If $S_1^{*}$ is defined then via (2)

$$\begin{array}{c}{S}_2^{*}={\displaystyle \frac{1}{{\delta }_2}}(q-{\delta }_1{S}_1^{*}),I^{*}={\displaystyle \frac{p}{{\lambda }_1{S}_1^{*}+{\lambda }_2{S}_2^{*}+q}},R^{*}={\displaystyle \frac{{\lambda }_2{I}^{*}-\alpha -q}{{\delta }_2}}.\hfill \end{array}$$

For positivity of the equilibrium $E_4$ must be $S_1^{*}<{\displaystyle \frac{q}{{\delta }_1}}$ and $I^{*}>{\displaystyle \frac{\alpha +q}{{\lambda }_2}}$.
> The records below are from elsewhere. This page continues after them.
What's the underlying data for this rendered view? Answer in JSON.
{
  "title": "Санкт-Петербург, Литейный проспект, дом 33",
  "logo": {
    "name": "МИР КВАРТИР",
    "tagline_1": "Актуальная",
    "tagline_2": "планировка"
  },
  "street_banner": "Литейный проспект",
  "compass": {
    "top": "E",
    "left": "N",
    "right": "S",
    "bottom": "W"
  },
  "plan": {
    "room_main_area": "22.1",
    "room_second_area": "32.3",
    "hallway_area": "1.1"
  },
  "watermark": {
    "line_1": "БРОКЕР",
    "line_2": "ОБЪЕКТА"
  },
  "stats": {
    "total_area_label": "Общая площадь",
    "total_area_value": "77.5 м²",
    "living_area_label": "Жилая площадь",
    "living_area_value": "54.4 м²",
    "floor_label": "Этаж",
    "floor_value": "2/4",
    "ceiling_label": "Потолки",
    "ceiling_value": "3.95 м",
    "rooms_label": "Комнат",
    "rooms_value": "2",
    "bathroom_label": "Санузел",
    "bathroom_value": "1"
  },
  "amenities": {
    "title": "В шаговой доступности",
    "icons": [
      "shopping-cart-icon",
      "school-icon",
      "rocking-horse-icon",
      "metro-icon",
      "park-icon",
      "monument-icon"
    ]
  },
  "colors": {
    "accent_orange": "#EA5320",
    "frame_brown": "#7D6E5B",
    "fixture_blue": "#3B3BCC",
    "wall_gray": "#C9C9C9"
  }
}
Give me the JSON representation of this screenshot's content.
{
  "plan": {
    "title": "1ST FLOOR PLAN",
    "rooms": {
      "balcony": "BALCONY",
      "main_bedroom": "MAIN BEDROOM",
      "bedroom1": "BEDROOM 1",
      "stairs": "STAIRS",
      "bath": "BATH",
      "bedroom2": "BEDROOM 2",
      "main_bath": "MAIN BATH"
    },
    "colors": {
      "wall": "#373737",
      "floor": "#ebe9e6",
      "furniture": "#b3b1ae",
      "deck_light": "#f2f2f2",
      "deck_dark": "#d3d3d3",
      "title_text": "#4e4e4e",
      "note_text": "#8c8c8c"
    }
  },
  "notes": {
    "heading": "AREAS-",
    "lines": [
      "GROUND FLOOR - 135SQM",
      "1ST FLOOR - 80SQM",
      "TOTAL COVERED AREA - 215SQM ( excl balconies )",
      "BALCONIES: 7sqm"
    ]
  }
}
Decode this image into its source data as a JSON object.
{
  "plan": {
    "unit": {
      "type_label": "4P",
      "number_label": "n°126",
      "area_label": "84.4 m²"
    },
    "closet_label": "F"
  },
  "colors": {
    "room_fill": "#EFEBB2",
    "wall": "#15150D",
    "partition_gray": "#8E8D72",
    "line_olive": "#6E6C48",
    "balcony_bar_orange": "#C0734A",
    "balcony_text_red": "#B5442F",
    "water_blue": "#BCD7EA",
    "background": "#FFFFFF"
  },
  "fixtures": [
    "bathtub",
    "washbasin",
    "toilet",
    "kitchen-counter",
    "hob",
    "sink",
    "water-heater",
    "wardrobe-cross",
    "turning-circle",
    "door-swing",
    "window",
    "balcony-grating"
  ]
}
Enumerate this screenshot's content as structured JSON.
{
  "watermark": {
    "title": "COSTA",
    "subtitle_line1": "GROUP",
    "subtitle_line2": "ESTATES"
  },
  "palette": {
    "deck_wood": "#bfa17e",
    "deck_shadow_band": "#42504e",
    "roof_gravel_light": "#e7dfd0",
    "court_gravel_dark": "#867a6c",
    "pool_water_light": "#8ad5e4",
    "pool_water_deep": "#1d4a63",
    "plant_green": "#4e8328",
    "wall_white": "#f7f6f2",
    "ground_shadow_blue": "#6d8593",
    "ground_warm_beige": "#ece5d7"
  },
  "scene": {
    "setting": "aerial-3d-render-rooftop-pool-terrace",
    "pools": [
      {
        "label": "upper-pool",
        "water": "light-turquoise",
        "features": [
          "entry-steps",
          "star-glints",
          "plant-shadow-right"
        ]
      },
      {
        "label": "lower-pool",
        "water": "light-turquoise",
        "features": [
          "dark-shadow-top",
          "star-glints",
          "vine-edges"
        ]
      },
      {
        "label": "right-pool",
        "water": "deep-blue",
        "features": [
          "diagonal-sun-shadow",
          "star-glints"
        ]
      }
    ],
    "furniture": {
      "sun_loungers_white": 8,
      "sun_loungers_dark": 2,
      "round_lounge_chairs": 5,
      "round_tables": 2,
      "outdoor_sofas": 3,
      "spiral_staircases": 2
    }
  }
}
Appendix A.2. Stability of the System of Two Stochastic Differential Equations

Consider the system of two stochastic differential equations

$$\begin{array}{c}{\dot{x}}_1\left(t\right)=a_{11}{x}_1\left(t\right)+a_{12}{x}_2\left(t\right)+{\sigma }_1{x}_1\left(t\right){\dot{w}}_1\left(t\right),\hfill \\ {\dot{x}}_2\left(t\right)=a_{21}{x}_1\left(t\right)+a_{22}{x}_2\left(t\right)+{\sigma }_1{x}_2\left(t\right){\dot{w}}_2\left(t\right),\hfill \end{array}$$

(A3)

where $a_{ij}$, ${\sigma }_i$, $i,j=1,2$, are constants, $w_1\left(t\right)$ and $w_2\left(t\right)$ are mutually independent standard Wiener processes [30,33].

Lemma A1.

[30] Put $A=\parallel a_{ij}\parallel$, $i,j=1,2$, $A_i=det\left(A\right)+a_{ii}^2$, ${\mu }_i=\frac{1}{2}{\sigma }_i^2$, $i=1,2$, and suppose that the following conditions hold

$$\begin{array}{c}Tr\left(A\right)=a_{11}+a_{22}<0,det\left(A\right)=a_{11}{a}_{22}-a_{12}{a}_{21}>0,\hfill \\ {\mu }_1<{\displaystyle \frac{\left|Tr\right(A\left)\right|det\left(A\right)}{A_2}},{\mu }_2<{\displaystyle \frac{\left|Tr\left(A\right)\right|det\left(A\right)-A_2{\mu }_1}{A_1-\left|Tr\left(A\right)\right|{\mu }_1}}.\hfill \end{array}$$

(A4)

Then the zero solution of the system (A3) is asymptotically mean square stable.

Remark A2.

Please note that if $a_{12}{a}_{21}=0$ then the last two conditions in (A4) take the form ${\mu }_1<-a_{11}$, ${\mu }_2<-a_{22}$.